O processo judicial teve início em 2023, quando alguns autores alegaram que a Anthropic havia treinado seus sistemas com o uso de livros ilegais. Em 2025, a empresa decidiu fazer um acordo extrajudicial no valor de US$ 1,5 bilhão, após a conclusão do juiz William Alsup de que o treinamento de IA poderia, de fato, ser considerado uso justo. No entanto, outras alegações relacionadas à aquisição de livros pirateados ainda poderiam prosseguir. A aprovação final, que tornou o acordo o maior já registrado em casos de direitos autorais na área de IA generativa, foi concedida pela juíza Araceli Martinez-Olguin em 20 de julho de 2026.
O momento é importante devido a inúmeros processos judiciais notáveis em andamento nos tribunais dos EUA, como o caso iniciado pelo The New York Times contra a OpenAI e a Microsoft, vários processos movidos por escritores contra a Meta, bem como os processos iniciados por diferentes editoras, escritores e organizações de mídia. Além desses casos, o acordo da Anthropic fornece um parâmetro imediato, embora deixe a questão da legalidade em aberto.
Em termos da indústria de IA, este acordo significa que o risco de violação de direitos autorais está deixando de ser uma preocupação jurídica intangível para se tornar um custo real para os negócios. Organizações e empresas já investem bilhões em seus chips, sistemas em nuvem e capacidade computacional, e em breve o acesso a dados de treinamento defensáveis será mais uma vantagem competitiva.

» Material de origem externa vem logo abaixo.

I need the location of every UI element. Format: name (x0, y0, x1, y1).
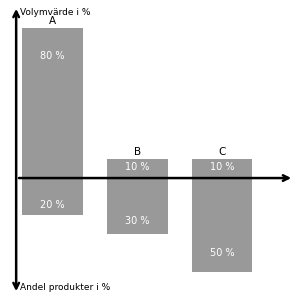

Anteriormente, Cryptopolitan publicou artigos sobre as crescentes parcerias da Anthropic na área da computação, o investimento em pesquisa de IAe a competição com chineses de modelos de fundação . Tudo isso indica uma mudança maior: para ter sucesso em IA, é necessário não apenas focar na computação e no desempenho do modelo, mas também dispor de dados de qualidade e legalmente protegidos, a fim de alcançar resultados positivos.
Talvez um dia os tribunais decidam onde termina o uso justo e onde começa o licenciamento. Enquanto isso, a Anthropic provavelmente continuará sendo um indicador não oficial do preço da incerteza no setor, além de um lembrete para muitas empresas de IA de que, às vezes, chegar a um acordo é menos arriscado do que esperar por uma decisão judicial.